Dear Dr. York, I didn’t know that girls were allowed to be doctors …

“I’m not saying we’d skip the Earth orbit, just the translunar one. We’re sending an unmanned mission around the moon to get pictures in September, so we’ll know that orbit can be done. Having someone orbit the moon, though…”

 … I would like to be a doctor …

“A lunar orbit involves transferring in and out of orbit, which is a whole different set of orbital mechanics. You have to change from the sphere of Earth’s influence to the moon’s and—”

“I know. I’m not asking about the mechanics of it. You already worked out fuel consumption and a flight plan … What I’m asking is if there’s any compelling reason to do the translunar orbit as a manned mission.”

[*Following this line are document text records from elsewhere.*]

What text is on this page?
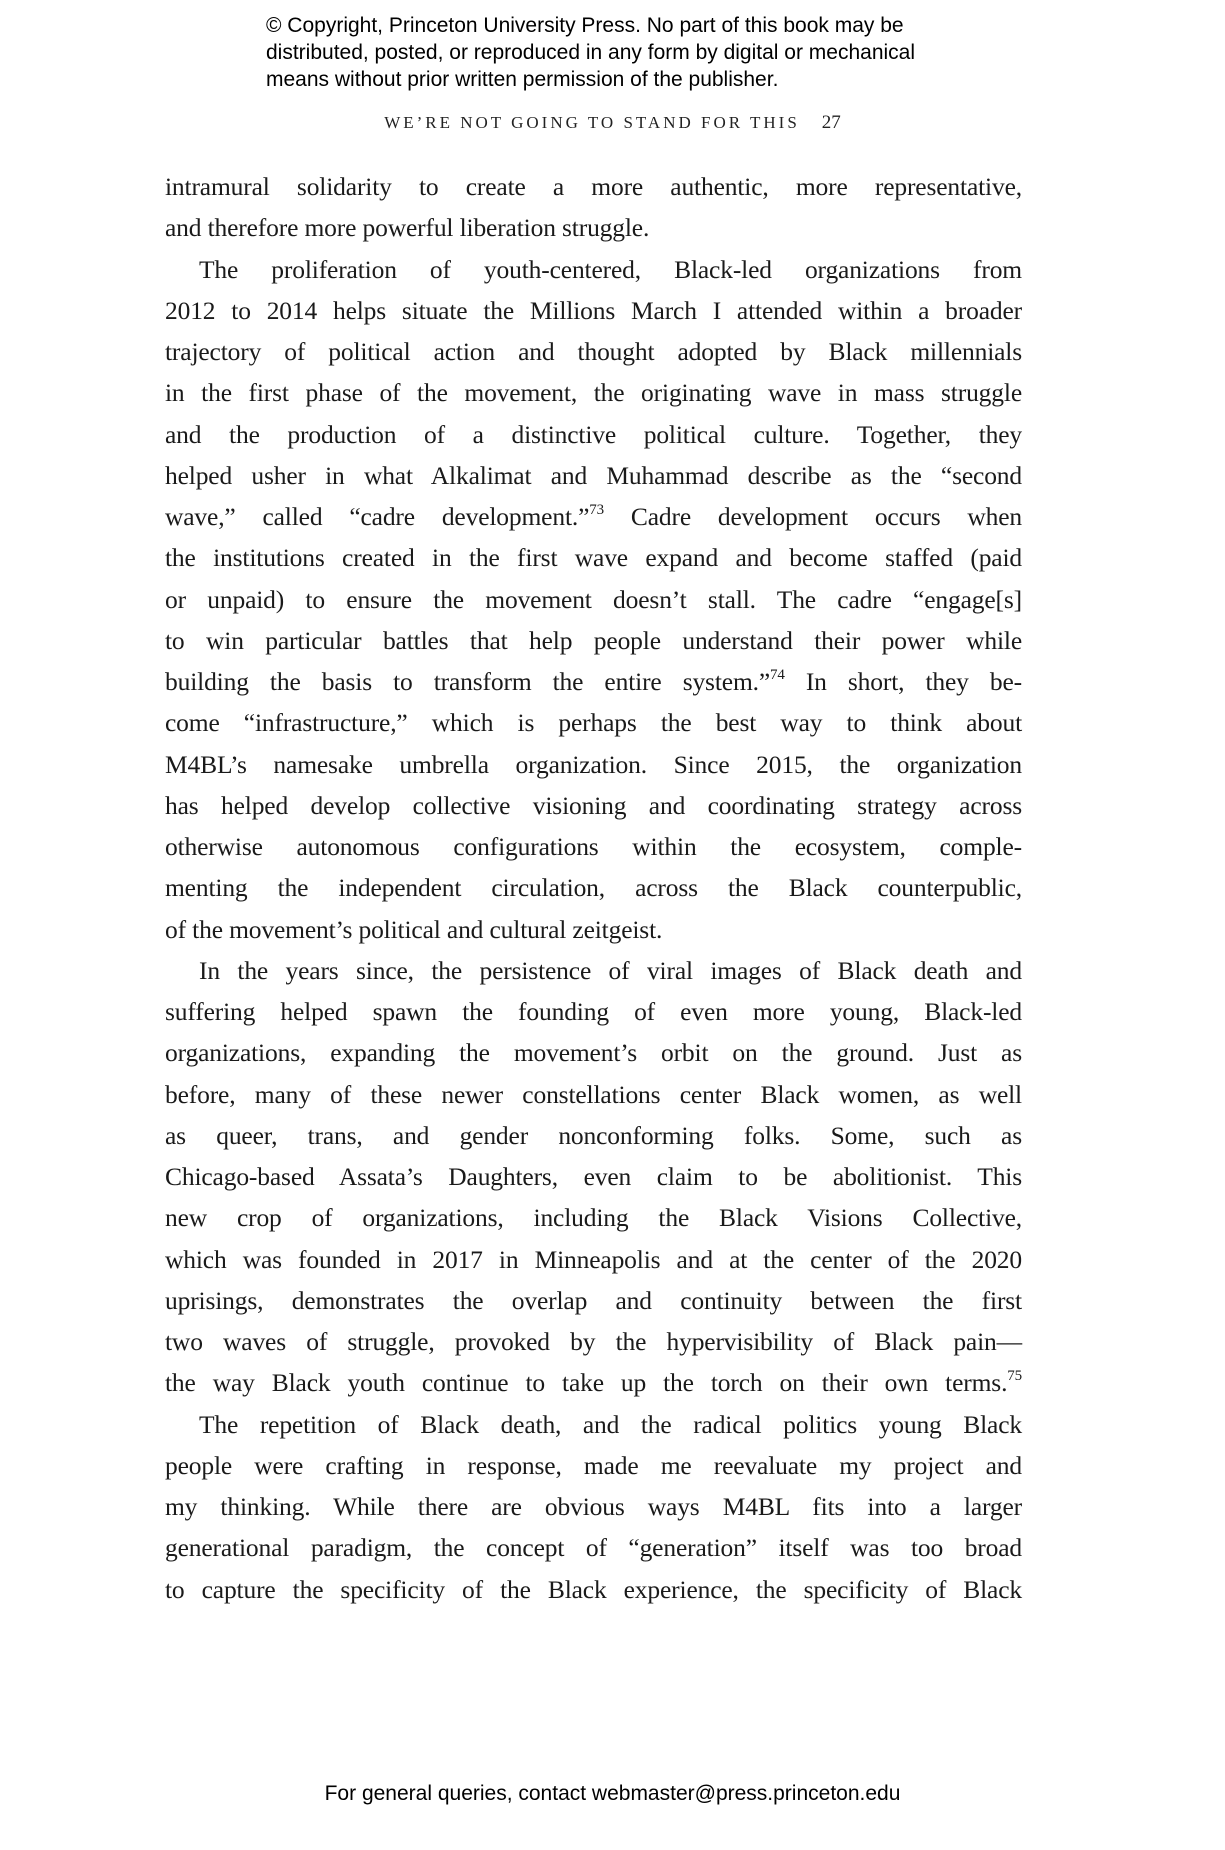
© Copyright, Princeton University Press. No part of this book may be
distributed, posted, or reproduced in any form by digital or mechanical
means without prior written permission of the publisher.
WE’RE NOT GOING TO STAND FOR THIS 27
intramural solidarity to create a more authentic, more representative,
and therefore more powerful liberation struggle.
The proliferation of youth-centered, Black-led organizations from
2012 to 2014 helps situate the Millions March I attended within a broader
trajectory of political action and thought adopted by Black millennials
in the first phase of the movement, the originating wave in mass struggle
and the production of a distinctive political culture. Together, they
helped usher in what Alkalimat and Muhammad describe as the “second
wave,” called “cadre development.”$^{73}$ Cadre development occurs when
the institutions created in the first wave expand and become staffed (paid
or unpaid) to ensure the movement doesn’t stall. The cadre “engage[s]
to win particular battles that help people understand their power while
building the basis to transform the entire system.”$^{74}$ In short, they be-
come “infrastructure,” which is perhaps the best way to think about
M4BL’s namesake umbrella organization. Since 2015, the organization
has helped develop collective visioning and coordinating strategy across
otherwise autonomous configurations within the ecosystem, comple-
menting the independent circulation, across the Black counterpublic,
of the movement’s political and cultural zeitgeist.
In the years since, the persistence of viral images of Black death and
suffering helped spawn the founding of even more young, Black-led
organizations, expanding the movement’s orbit on the ground. Just as
before, many of these newer constellations center Black women, as well
as queer, trans, and gender nonconforming folks. Some, such as
Chicago-based Assata’s Daughters, even claim to be abolitionist. This
new crop of organizations, including the Black Visions Collective,
which was founded in 2017 in Minneapolis and at the center of the 2020
uprisings, demonstrates the overlap and continuity between the first
two waves of struggle, provoked by the hypervisibility of Black pain—
the way Black youth continue to take up the torch on their own terms.$^{75}$
The repetition of Black death, and the radical politics young Black
people were crafting in response, made me reevaluate my project and
my thinking. While there are obvious ways M4BL fits into a larger
generational paradigm, the concept of “generation” itself was too broad
to capture the specificity of the Black experience, the specificity of Black
For general queries, contact webmaster@press.princeton.edu
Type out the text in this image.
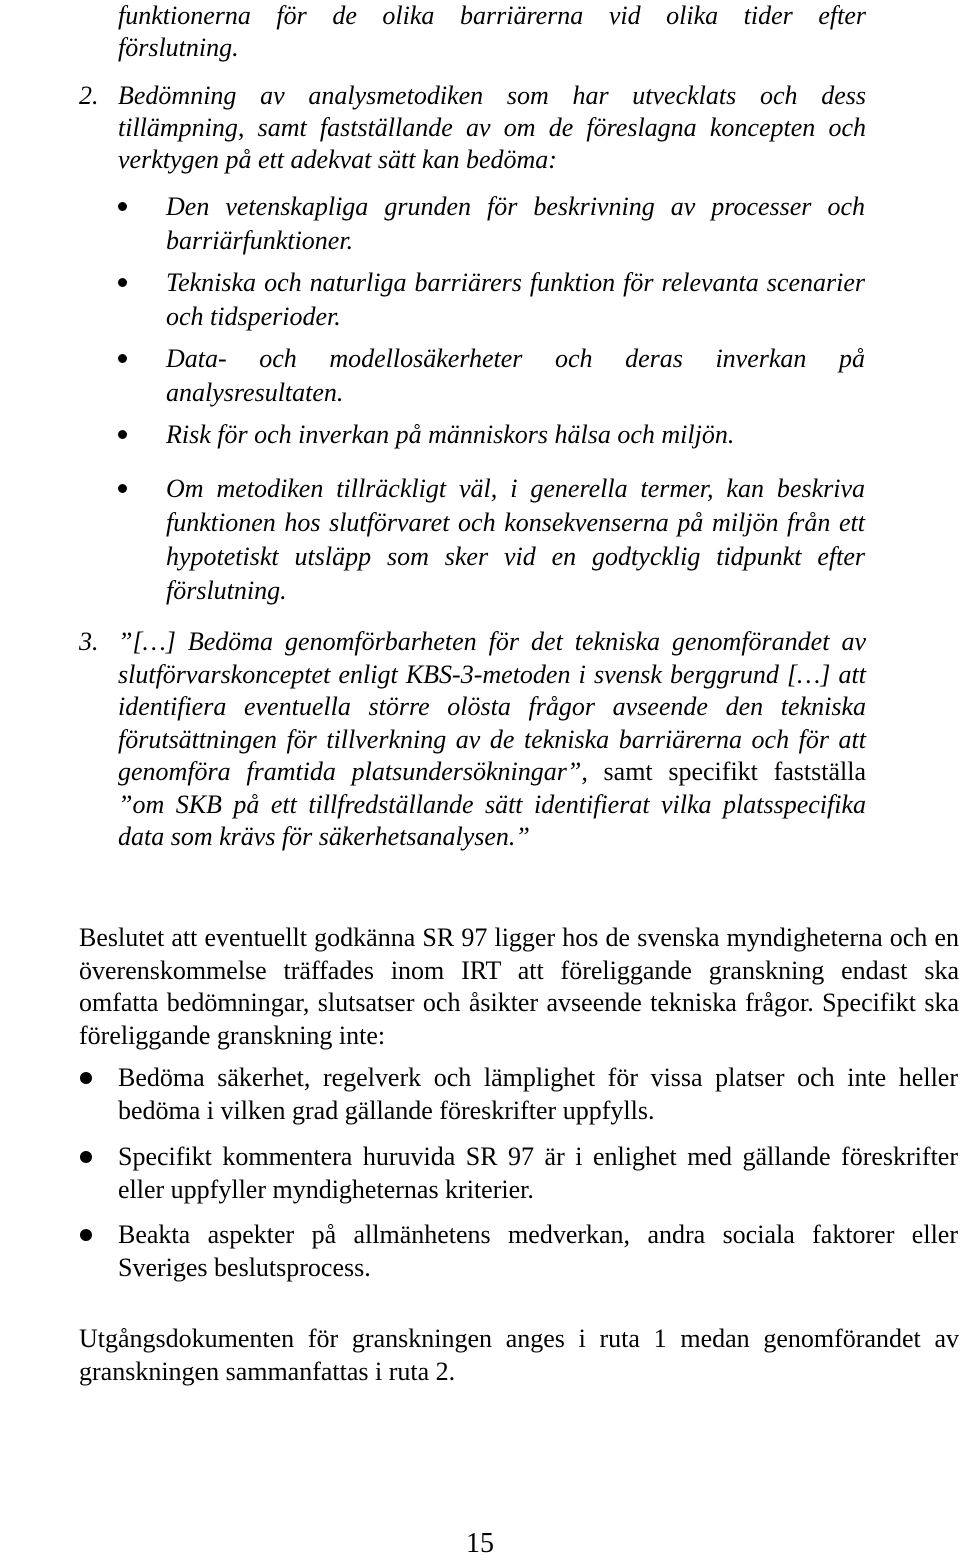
funktionerna för de olika barriärerna vid olika tider efter
förslutning.
2. Bedömning av analysmetodiken som har utvecklats och dess tillämpning, samt fastställande av om de föreslagna koncepten och verktygen på ett adekvat sätt kan bedöma:
Den vetenskapliga grunden för beskrivning av processer och barriärfunktioner.
Tekniska och naturliga barriärers funktion för relevanta scenarier och tidsperioder.
Data- och modellosäkerheter och deras inverkan på analysresultaten.
Risk för och inverkan på människors hälsa och miljön.
Om metodiken tillräckligt väl, i generella termer, kan beskriva funktionen hos slutförvaret och konsekvenserna på miljön från ett hypotetiskt utsläpp som sker vid en godtycklig tidpunkt efter förslutning.
3. ”[…] Bedöma genomförbarheten för det tekniska genomförandet av slutförvarskonceptet enligt KBS-3-metoden i svensk berggrund […] att identifiera eventuella större olösta frågor avseende den tekniska förutsättningen för tillverkning av de tekniska barriärerna och för att genomföra framtida platsundersökningar”, samt specifikt fastställa ”om SKB på ett tillfredställande sätt identifierat vilka platsspecifika data som krävs för säkerhetsanalysen.”

Beslutet att eventuellt godkänna SR 97 ligger hos de svenska myndigheterna och en överenskommelse träffades inom IRT att föreliggande granskning endast ska omfatta bedömningar, slutsatser och åsikter avseende tekniska frågor. Specifikt ska föreliggande granskning inte:

Bedöma säkerhet, regelverk och lämplighet för vissa platser och inte heller bedöma i vilken grad gällande föreskrifter uppfylls.
Specifikt kommentera huruvida SR 97 är i enlighet med gällande föreskrifter eller uppfyller myndigheternas kriterier.
Beakta aspekter på allmänhetens medverkan, andra sociala faktorer eller Sveriges beslutsprocess.

Utgångsdokumenten för granskningen anges i ruta 1 medan genomförandet av granskningen sammanfattas i ruta 2.

15
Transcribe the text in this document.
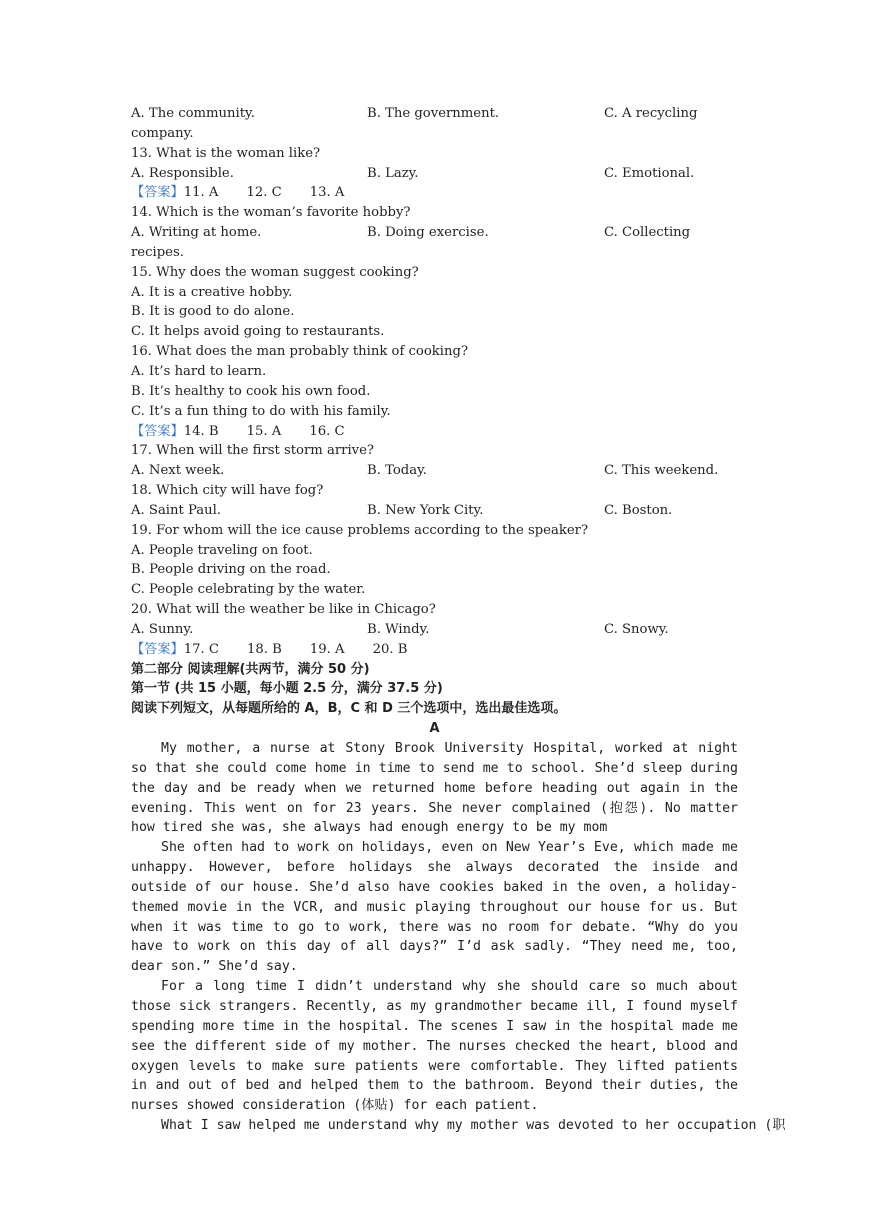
A. The community.	B. The government.	C. A recycling
company.
13. What is the woman like?
A. Responsible.	B. Lazy.	C. Emotional.
【答案】11. A 12. C 13. A
14. Which is the woman’s favorite hobby?
A. Writing at home.	B. Doing exercise.	C. Collecting
recipes.
15. Why does the woman suggest cooking?
A. It is a creative hobby.
B. It is good to do alone.
C. It helps avoid going to restaurants.
16. What does the man probably think of cooking?
A. It’s hard to learn.
B. It’s healthy to cook his own food.
C. It’s a fun thing to do with his family.
【答案】14. B 15. A 16. C
17. When will the first storm arrive?
A. Next week.	B. Today.	C. This weekend.
18. Which city will have fog?
A. Saint Paul.	B. New York City.	C. Boston.
19. For whom will the ice cause problems according to the speaker?
A. People traveling on foot.
B. People driving on the road.
C. People celebrating by the water.
20. What will the weather be like in Chicago?
A. Sunny.	B. Windy.	C. Snowy.
【答案】17. C 18. B 19. A 20. B
第二部分 阅读理解(共两节，满分 50 分)
第一节 (共 15 小题，每小题 2.5 分，满分 37.5 分)
阅读下列短文，从每题所给的 A，B，C 和 D 三个选项中，选出最佳选项。
A

My mother, a nurse at Stony Brook University Hospital, worked at night so that she could come home in time to send me to school. She’d sleep during the day and be ready when we returned home before heading out again in the evening. This went on for 23 years. She never complained (抱怨). No matter how tired she was, she always had enough energy to be my mom

She often had to work on holidays, even on New Year’s Eve, which made me unhappy. However, before holidays she always decorated the inside and outside of our house. She’d also have cookies baked in the oven, a holiday-themed movie in the VCR, and music playing throughout our house for us. But when it was time to go to work, there was no room for debate. “Why do you have to work on this day of all days?” I’d ask sadly. “They need me, too, dear son.” She’d say.

For a long time I didn’t understand why she should care so much about those sick strangers. Recently, as my grandmother became ill, I found myself spending more time in the hospital. The scenes I saw in the hospital made me see the different side of my mother. The nurses checked the heart, blood and oxygen levels to make sure patients were comfortable. They lifted patients in and out of bed and helped them to the bathroom. Beyond their duties, the nurses showed consideration (体贴) for each patient.

What I saw helped me understand why my mother was devoted to her occupation (职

“Seems like something you should be asking Parker.” I slapped the letter down on the table, not even sure why I was irritated with Nathaniel.

“Well, he’s not a physicist, is he?”

Ah … that was it. We’d been here before, where he asked me for advice because he wanted to prove Parker wrong about something. It reminded me too much of my college days, and being used as a tool to keep young men in line in math class. Nathaniel only knew about that in the most general sense, mostly as stories that I managed to make sound funny.

I took a slow breath and folded the letter carefully. Pressing down on the fold with my thumbnail, I creased the paper with a fair bit of vigor. “Sorry. I just … Okay. The primary reason to do the translunar orbit first is so that if we’re wrong about fuel consumption for the transit, it gives the crew a larger margin of error for getting home. And they only get one shot.”